3.      L'engagement de la responsabilité non contractuelle de la Communauté pour comportement illicite de ses organes, au sens de l'article 288, deuxième alinéa, CE, est subordonné à la réunion d'un ensemble de conditions, à savoir : l'illégalité du comportement reproché aux institutions, la réalité du dommage et l'existence d'un lien de causalité entre le comportement allégué et le préjudice invoqué. S'agissant de la première des conditions, il faut que soit établie une violation suffisamment caractérisée d'une règle de droit ayant pour objet de conférer des droits aux particuliers.

À cet égard, le principe de bonne administration ne confère pas, par lui-même, de droits aux particuliers, sauf lorsqu'il constitue l'expression de droits spécifiques comme le droit de voir ses affaires traitées impartialement, équitablement et dans un délai raisonnable, le droit d'être entendu, le droit d'accès au dossier, le droit à la motivation des décisions, au sens de l'article 41 de la charte des droits fondamentaux de l'Union européenne.

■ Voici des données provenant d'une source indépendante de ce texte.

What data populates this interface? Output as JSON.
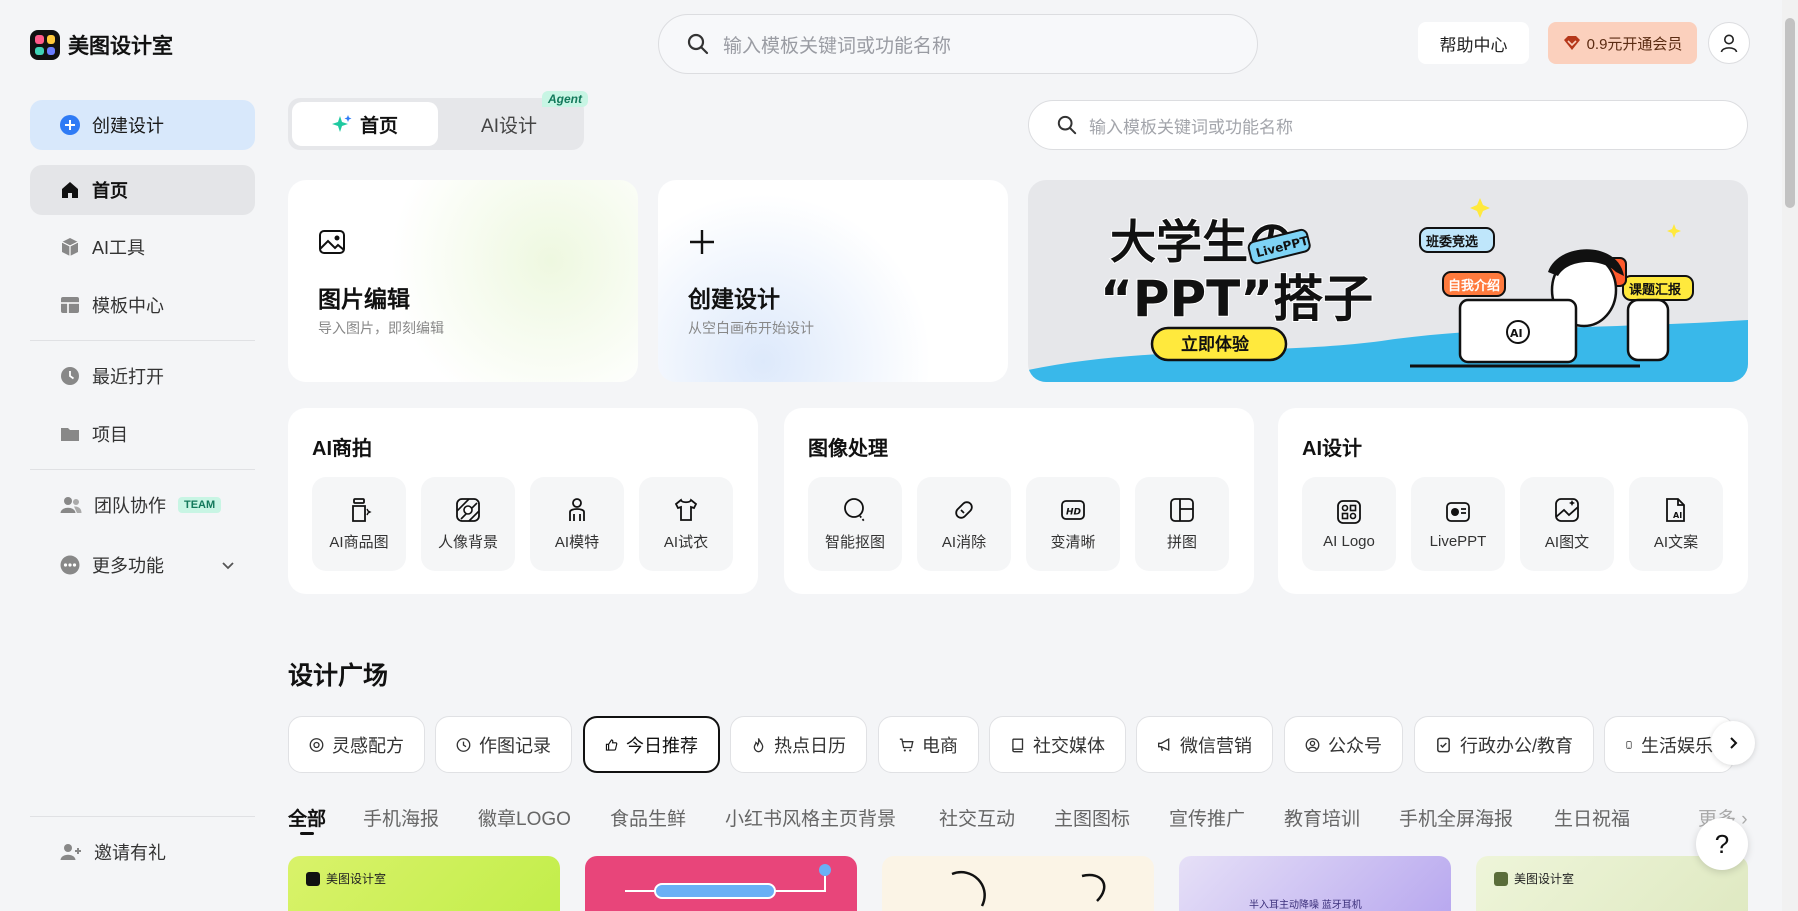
{
  "app": {
    "name": "美图设计室"
  },
  "header": {
    "search_placeholder": "输入模板关键词或功能名称",
    "help_label": "帮助中心",
    "vip_label": "0.9元开通会员"
  },
  "sidebar": {
    "create_label": "创建设计",
    "items": [
      {
        "label": "首页"
      },
      {
        "label": "AI工具"
      },
      {
        "label": "模板中心"
      },
      {
        "label": "最近打开"
      },
      {
        "label": "项目"
      },
      {
        "label": "团队协作",
        "badge": "TEAM"
      },
      {
        "label": "更多功能"
      }
    ],
    "invite_label": "邀请有礼"
  },
  "main": {
    "tabs": [
      {
        "label": "首页"
      },
      {
        "label": "AI设计",
        "badge": "Agent"
      }
    ],
    "search_placeholder": "输入模板关键词或功能名称",
    "cards": [
      {
        "title": "图片编辑",
        "subtitle": "导入图片，即刻编辑"
      },
      {
        "title": "创建设计",
        "subtitle": "从空白画布开始设计"
      }
    ],
    "banner": {
      "title_line1": "大学生の",
      "title_line2": "“PPT”搭子",
      "tag": "LivePPT",
      "cta": "立即体验",
      "bubbles": [
        "班委竞选",
        "自我介绍",
        "课题汇报"
      ],
      "laptop_mark": "AI"
    },
    "sections": [
      {
        "title": "AI商拍",
        "tools": [
          {
            "label": "AI商品图"
          },
          {
            "label": "人像背景"
          },
          {
            "label": "AI模特"
          },
          {
            "label": "AI试衣"
          }
        ]
      },
      {
        "title": "图像处理",
        "tools": [
          {
            "label": "智能抠图"
          },
          {
            "label": "AI消除"
          },
          {
            "label": "变清晰"
          },
          {
            "label": "拼图"
          }
        ]
      },
      {
        "title": "AI设计",
        "tools": [
          {
            "label": "AI Logo"
          },
          {
            "label": "LivePPT"
          },
          {
            "label": "AI图文"
          },
          {
            "label": "AI文案"
          }
        ]
      }
    ],
    "square_title": "设计广场",
    "chips": [
      {
        "label": "灵感配方"
      },
      {
        "label": "作图记录"
      },
      {
        "label": "今日推荐"
      },
      {
        "label": "热点日历"
      },
      {
        "label": "电商"
      },
      {
        "label": "社交媒体"
      },
      {
        "label": "微信营销"
      },
      {
        "label": "公众号"
      },
      {
        "label": "行政办公/教育"
      },
      {
        "label": "生活娱乐"
      }
    ],
    "categories": [
      "全部",
      "手机海报",
      "徽章LOGO",
      "食品生鲜",
      "小红书风格主页背景",
      "社交互动",
      "主图图标",
      "宣传推广",
      "教育培训",
      "手机全屏海报",
      "生日祝福"
    ],
    "more_label": "更多",
    "thumbs": [
      {
        "label": "美图设计室"
      },
      {
        "label": ""
      },
      {
        "label": ""
      },
      {
        "label": "半入耳主动降噪 蓝牙耳机"
      },
      {
        "label": "美图设计室"
      }
    ],
    "help_fab": "?"
  },
  "colors": {
    "accent_blue": "#2f7bf5",
    "create_bg": "#d8e8fb",
    "vip_bg": "#fbd0bd",
    "team_badge": "#c8f5e4"
  }
}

De surcroît, la qualification du comportement d'une institution communautaire d'« acte de mauvaise administration » par le Médiateur européen ne signifie pas, par elle-même, que ce comportement constitue une violation suffisamment caractérisée d'une règle de droit. En effet, par l'institution d'un médiateur, le traité a ouvert aux citoyens de l'Union, et plus particulièrement aux fonctionnaires et autres agents de la Communauté, une voie alternative à celle du recours devant le juge communautaire afin de défendre leurs intérêts. Cette voie alternative extrajudiciaire répond à des critères spécifiques et n'a pas nécessairement le même objectif que celui d'un recours en justice.